Good luck also setting this up offline and in a diffuse fashion; any type of work like this is going to be centralized and connected to the internet, making it vulnerable to intelligence collection and cyber operations. As an aside - AI transformation is incredibly difficult, exponentially more so if reliant on local models, and most organizations don’t do a good job at it to say the least, for now.
So, we’ve established that setting up infra of all kinds is expensive and hard and can’t be fully automated.
Beyond that, there are other bottlenecks, such as the increasing bifurcation of the internet from Western providers to non-Western providers. Bulletproof ASes routinely get blocked by default and threat actors put a TON of effort to acquire Western hosting infrastructure, including setting up front companies to do so.
Lastly, these models would still need to autonomously run hundreds to thousands (at least) of accounts indepenently, meaning they’d need to somehow avoid detection on platforms, which is difficult to do. They’d need to be rotating IPs, generating random user agents and more for each account to avoid detection - doable, but not easy, and not done by AI agents.

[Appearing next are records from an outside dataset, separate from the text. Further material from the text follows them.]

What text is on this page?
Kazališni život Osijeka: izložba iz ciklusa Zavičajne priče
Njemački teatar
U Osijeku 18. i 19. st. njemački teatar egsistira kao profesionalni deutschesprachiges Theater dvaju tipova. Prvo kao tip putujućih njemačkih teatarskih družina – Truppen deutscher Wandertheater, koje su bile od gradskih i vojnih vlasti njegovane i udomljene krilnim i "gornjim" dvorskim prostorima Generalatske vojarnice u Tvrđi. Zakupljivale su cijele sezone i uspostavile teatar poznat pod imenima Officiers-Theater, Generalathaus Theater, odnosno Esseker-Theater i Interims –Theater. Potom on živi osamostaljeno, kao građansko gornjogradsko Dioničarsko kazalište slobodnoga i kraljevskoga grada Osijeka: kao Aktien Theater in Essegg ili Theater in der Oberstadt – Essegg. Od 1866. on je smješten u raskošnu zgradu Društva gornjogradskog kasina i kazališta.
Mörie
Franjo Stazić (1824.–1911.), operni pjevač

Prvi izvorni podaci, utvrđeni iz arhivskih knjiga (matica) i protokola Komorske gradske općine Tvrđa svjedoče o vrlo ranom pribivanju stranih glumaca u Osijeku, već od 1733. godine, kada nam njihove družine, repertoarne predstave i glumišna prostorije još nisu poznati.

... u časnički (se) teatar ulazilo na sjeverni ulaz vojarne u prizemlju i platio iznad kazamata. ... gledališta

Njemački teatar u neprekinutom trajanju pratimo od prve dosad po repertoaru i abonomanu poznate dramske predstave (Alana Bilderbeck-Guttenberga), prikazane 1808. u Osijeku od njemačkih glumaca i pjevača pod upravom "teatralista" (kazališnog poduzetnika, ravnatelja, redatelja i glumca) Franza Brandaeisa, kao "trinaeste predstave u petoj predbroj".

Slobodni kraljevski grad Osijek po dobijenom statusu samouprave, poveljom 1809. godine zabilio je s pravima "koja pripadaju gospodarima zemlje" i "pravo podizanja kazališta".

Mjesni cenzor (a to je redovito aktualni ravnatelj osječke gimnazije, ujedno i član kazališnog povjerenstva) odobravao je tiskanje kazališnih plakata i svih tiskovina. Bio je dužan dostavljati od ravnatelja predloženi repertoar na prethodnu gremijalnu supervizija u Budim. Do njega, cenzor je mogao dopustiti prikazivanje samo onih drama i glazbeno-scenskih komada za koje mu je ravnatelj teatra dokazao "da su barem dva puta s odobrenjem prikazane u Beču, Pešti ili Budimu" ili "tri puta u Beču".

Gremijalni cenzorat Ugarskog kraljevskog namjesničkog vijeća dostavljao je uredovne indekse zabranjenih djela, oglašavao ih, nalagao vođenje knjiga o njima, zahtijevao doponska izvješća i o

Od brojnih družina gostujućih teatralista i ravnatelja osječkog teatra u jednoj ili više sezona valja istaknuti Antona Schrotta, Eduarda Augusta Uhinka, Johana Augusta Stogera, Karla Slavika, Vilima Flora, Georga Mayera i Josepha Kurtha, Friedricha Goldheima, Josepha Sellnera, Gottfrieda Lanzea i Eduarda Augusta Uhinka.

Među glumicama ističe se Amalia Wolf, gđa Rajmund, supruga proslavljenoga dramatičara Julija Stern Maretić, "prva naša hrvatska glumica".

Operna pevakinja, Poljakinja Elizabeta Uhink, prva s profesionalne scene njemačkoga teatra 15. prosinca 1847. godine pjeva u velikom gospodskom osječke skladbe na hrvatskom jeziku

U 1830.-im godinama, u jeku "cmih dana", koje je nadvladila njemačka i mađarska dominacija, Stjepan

Good luck getting access to a bunch of residential IPs in the West or registering a domain there in a fully automated fashion with local models only - it simply won’t happen.
Lastly, governments and tech companies do use AI to monitor and identify hostile activity. As stated, they will be using cloud-hosted models on platforms they run to run actually automated processes (if imperfect and always human-augmented).
I digress.
The AI IO apocalypse is probably not going to happen, just as the much-vaunted “cyber war” never really materialized as the end of the world.
Instead of the nightmare of incredibly high-volume, sophisticated and fully automated operations that microtarget everyone, we’ll instead get better and better versions of what we’re already seeing: low-quality influence operations targeting broad audiences, and medium to high-quality operations fusing IO with cyber and physical operations in a more targeted fashion. Perhaps in a number of years we’ll see improvements, but the underlying challenges of platform and internet access and infrastructure aren’t changing anytime soon.
AI will get better at enhancing these operations, but it’ll mainly make them better and more efficient at what they’re already doing, and will aid primarily in content generation, assistance with coding and automation, and eventually agentic handling of smaller numbers of accounts. The key issues of dissemination and the local vs hosted dynamic are going to be here to stay for the foreseeable future.